A group of Russian and Ukrainian clubs hoping to form a joint championship have formed an organising committee and have invited top flight clubs in both countries to a meeting in Moscow on 18th of February to formalise arrangements.
The invitation letter states, “The main goal of our organization is the development of club, national and European football”
“In order to bring football to a new level, we propose to combine multiple national championships in one tournament. Initially Ukraine and Russia will be involved but in order to develop the strength of our game, the league could be extended to all former-Soviet countries.
“We are convinced that this new championship will be a model for other territories; this integration process is the future of football.
“This initiative will create healthy competition, increase entertainment game and increasing revenues from television broadcasts and advertising – just some of the benefits of unification.

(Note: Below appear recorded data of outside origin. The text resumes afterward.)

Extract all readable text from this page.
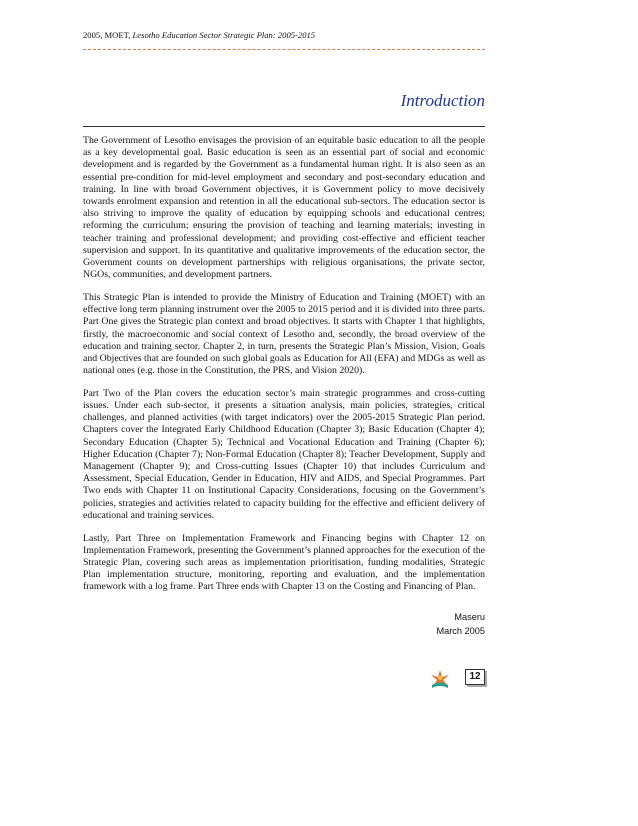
2005, MOET, Lesotho Education Sector Strategic Plan: 2005-2015
Introduction

The Government of Lesotho envisages the provision of an equitable basic education to all the people as a key developmental goal. Basic education is seen as an essential part of social and economic development and is regarded by the Government as a fundamental human right. It is also seen as an essential pre-condition for mid-level employment and secondary and post-secondary education and training. In line with broad Government objectives, it is Government policy to move decisively towards enrolment expansion and retention in all the educational sub-sectors. The education sector is also striving to improve the quality of education by equipping schools and educational centres; reforming the curriculum; ensuring the provision of teaching and learning materials; investing in teacher training and professional development; and providing cost-effective and efficient teacher supervision and support. In its quantitative and qualitative improvements of the education sector, the Government counts on development partnerships with religious organisations, the private sector, NGOs, communities, and development partners.

This Strategic Plan is intended to provide the Ministry of Education and Training (MOET) with an effective long term planning instrument over the 2005 to 2015 period and it is divided into three parts. Part One gives the Strategic plan context and broad objectives. It starts with Chapter 1 that highlights, firstly, the macroeconomic and social context of Lesotho and, secondly, the broad overview of the education and training sector. Chapter 2, in turn, presents the Strategic Plan’s Mission, Vision, Goals and Objectives that are founded on such global goals as Education for All (EFA) and MDGs as well as national ones (e.g. those in the Constitution, the PRS, and Vision 2020).

Part Two of the Plan covers the education sector’s main strategic programmes and cross-cutting issues. Under each sub-sector, it presents a situation analysis, main policies, strategies, critical challenges, and planned activities (with target indicators) over the 2005-2015 Strategic Plan period. Chapters cover the Integrated Early Childhood Education (Chapter 3); Basic Education (Chapter 4); Secondary Education (Chapter 5); Technical and Vocational Education and Training (Chapter 6); Higher Education (Chapter 7); Non-Formal Education (Chapter 8); Teacher Development, Supply and Management (Chapter 9); and Cross-cutting Issues (Chapter 10) that includes Curriculum and Assessment, Special Education, Gender in Education, HIV and AIDS, and Special Programmes. Part Two ends with Chapter 11 on Institutional Capacity Considerations, focusing on the Government’s policies, strategies and activities related to capacity building for the effective and efficient delivery of educational and training services.

Lastly, Part Three on Implementation Framework and Financing begins with Chapter 12 on Implementation Framework, presenting the Government’s planned approaches for the execution of the Strategic Plan, covering such areas as implementation prioritisation, funding modalities, Strategic Plan implementation structure, monitoring, reporting and evaluation, and the implementation framework with a log frame. Part Three ends with Chapter 13 on the Costing and Financing of Plan.

Maseru
March 2005
12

“All of this will allow individual clubs to benefit as well as national teams, who will gain from players working in a higher standard of league. This is perhaps a unique case in sport where all participants are able to win.
Soviet Sport spoke to several Russian teams who confirmed they will attend. Sergei Palkin, the chief executive of Shakhtar Donetsk, was cautious, suggesting Ukrainian clubs and the Federation need to act with unity, “I hope this meeting takes place but only after Ukrainian clubs have chosen a common position.
“Then we can decide who should attend. The Football Federation of Ukraine need to be active, they can unite clubs and deal with the proposal appropriately.”
Note their points:
“Main goal… development of club, national and European football”.
“Bring football to a new level”.
“Develop the strength of our game”.
“This integration process is the future of football”.
“This will allow individual clubs to benefit as well as national teams”.
“Create healthy competition, increase entertainment game and increasing revenues from television broadcasts and advertising”.
Amid all the talk about reorganising our game has anyone had the clarity of vision to articulate the above aspirations? Having lived with threats from “the big five” leagues for long enough other demographically-challenged countries are putting plans in place to allow their clubs a sporting chance. It will soon be “the big six” and thereafter, who knows?
Why on earth are we worried about the number of lower divisions we have? Regionalise or wither on the vine – and do your best to ignore any muppet who suggests taking legal action because he got his sums wrong. The only change worth having will be consensual and will benefit all in our game.